F1: mea culpa ragazzaccio Verstappen, 'devo cambiare'

Olandese ancora troppo irruente, 'ho deluso, inizio da schifo'

Ancora lui. Max Verstappen resta il ragazzaccio del circus, talento e adrenalina ma cervello spesso non connesso. In Red Bull è tenuto in altissima considerazione rispetto a Daniel Ricciardo che invece riesce a dare spettacolo senza inimicarsi tutti i colleghi, ma il Gp della Cina deve aver aperto gli occhi al team e forse anche cambiato l'atteggiamento dell'olandese, che ha capito di averla fatta grossa. "Su Vettel ho sbagliato, gli ho chiesto scusa" ha detto commentando l'insensato affondo sul ferrarista, che avrebbe superato comunque. Di più: "Il mio inizio stagione è stato uno schifo. Ho deluso, devo cercare di rivedere tutto e fare meglio". Una promessa, da mantenere.

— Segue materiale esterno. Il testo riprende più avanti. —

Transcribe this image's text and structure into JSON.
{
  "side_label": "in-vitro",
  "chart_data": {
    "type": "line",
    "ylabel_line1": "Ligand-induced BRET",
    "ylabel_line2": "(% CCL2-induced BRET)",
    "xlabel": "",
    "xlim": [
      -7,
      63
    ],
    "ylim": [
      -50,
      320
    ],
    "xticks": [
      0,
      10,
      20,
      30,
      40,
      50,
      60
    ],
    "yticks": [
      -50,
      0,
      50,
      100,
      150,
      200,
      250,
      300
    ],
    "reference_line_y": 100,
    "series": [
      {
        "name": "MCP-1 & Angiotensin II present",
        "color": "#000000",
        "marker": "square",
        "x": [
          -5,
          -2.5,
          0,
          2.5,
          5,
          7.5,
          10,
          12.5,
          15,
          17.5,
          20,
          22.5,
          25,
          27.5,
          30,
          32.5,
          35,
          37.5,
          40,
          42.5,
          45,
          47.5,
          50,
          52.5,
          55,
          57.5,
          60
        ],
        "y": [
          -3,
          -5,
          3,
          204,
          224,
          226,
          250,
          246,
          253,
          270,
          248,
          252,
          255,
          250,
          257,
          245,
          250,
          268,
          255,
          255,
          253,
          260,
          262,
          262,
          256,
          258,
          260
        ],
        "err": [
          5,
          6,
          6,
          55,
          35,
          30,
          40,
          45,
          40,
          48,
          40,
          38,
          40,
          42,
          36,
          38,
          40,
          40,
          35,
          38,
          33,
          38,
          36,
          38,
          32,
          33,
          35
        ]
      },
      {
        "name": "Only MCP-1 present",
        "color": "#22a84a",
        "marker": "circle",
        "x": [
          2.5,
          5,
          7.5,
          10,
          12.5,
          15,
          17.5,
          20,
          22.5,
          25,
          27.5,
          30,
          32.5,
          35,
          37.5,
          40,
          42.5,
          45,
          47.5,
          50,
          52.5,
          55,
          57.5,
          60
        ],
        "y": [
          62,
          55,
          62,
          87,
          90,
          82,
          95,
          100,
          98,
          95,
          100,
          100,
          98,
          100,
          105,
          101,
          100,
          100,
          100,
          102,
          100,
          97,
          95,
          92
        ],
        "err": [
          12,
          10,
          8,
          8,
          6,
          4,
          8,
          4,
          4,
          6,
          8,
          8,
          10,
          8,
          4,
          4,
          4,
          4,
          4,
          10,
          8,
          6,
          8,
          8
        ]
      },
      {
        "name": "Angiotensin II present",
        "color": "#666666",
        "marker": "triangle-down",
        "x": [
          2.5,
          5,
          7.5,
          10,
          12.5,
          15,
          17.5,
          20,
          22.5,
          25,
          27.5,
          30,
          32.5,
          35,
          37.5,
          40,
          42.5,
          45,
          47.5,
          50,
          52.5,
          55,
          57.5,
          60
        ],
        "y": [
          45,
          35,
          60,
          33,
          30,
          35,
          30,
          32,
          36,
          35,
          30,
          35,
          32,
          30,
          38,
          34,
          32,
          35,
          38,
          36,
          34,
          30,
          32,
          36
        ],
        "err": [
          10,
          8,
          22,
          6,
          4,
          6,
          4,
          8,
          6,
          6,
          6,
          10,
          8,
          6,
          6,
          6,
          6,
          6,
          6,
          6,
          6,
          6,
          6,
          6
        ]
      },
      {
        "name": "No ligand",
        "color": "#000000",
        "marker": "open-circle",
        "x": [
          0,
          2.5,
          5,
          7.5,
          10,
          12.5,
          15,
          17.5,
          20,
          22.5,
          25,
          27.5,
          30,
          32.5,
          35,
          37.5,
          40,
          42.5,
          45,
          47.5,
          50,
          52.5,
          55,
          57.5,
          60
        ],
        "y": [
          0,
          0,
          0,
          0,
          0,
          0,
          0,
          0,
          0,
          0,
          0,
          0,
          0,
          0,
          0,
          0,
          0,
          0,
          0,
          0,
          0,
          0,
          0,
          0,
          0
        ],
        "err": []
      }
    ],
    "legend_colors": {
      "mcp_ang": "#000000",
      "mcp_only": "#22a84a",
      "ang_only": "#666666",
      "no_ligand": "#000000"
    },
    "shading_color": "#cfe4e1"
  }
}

    Lo speronamento a Vettel è costato all'olandese 10'' di penalità e due punti in meno sulla patente ma soprattutto alla Red Bull una possibile doppietta, opportunità a portata di mano grazie all'indovinato doppio pit stop a metà gara, in regime di safety car. Gli sguardi tra i boss del team erano eloquenti e tali da far pronunciare a Verstappen l'inedito 'mea culpa'. "Max deve controllarsi, non strafare, ha gettato una vittoria", ha detto l'influente Helmut Marko, ammorbidendo poi il parere con lodi al suo talento. Sebastian Vettel ha accettato le scuse, dicendo che "in gara certe cose succedono", ma di sicuro non avrà apprezzato l'ennesima prova dell'irruenza del talento della Red Bull, che viene da paragonare - pur con le dovute differenze di rango tra i due piloti - al Marc Marquez che domenica scorsa in MotoGp ha affondato Valentino Rossi. "Sono grato a Verstappen per il suo modo di guidare", ha ironizzato Lewis Hamilton, che al momento giusto l'aveva mandato a ruote sull'erba. Sembra giunto il momento di cambiare. Verstappen afferma di averlo capito, anche se alcuni ne apprezzano la dose di spettacolo che non fa quasi mai mancare. I sorpassi di Ricciardo a Shanghai hanno però reso chiaro che tra noia e insensatezza c'è anche una terza via, che l'olandese deve cominciare a seguire.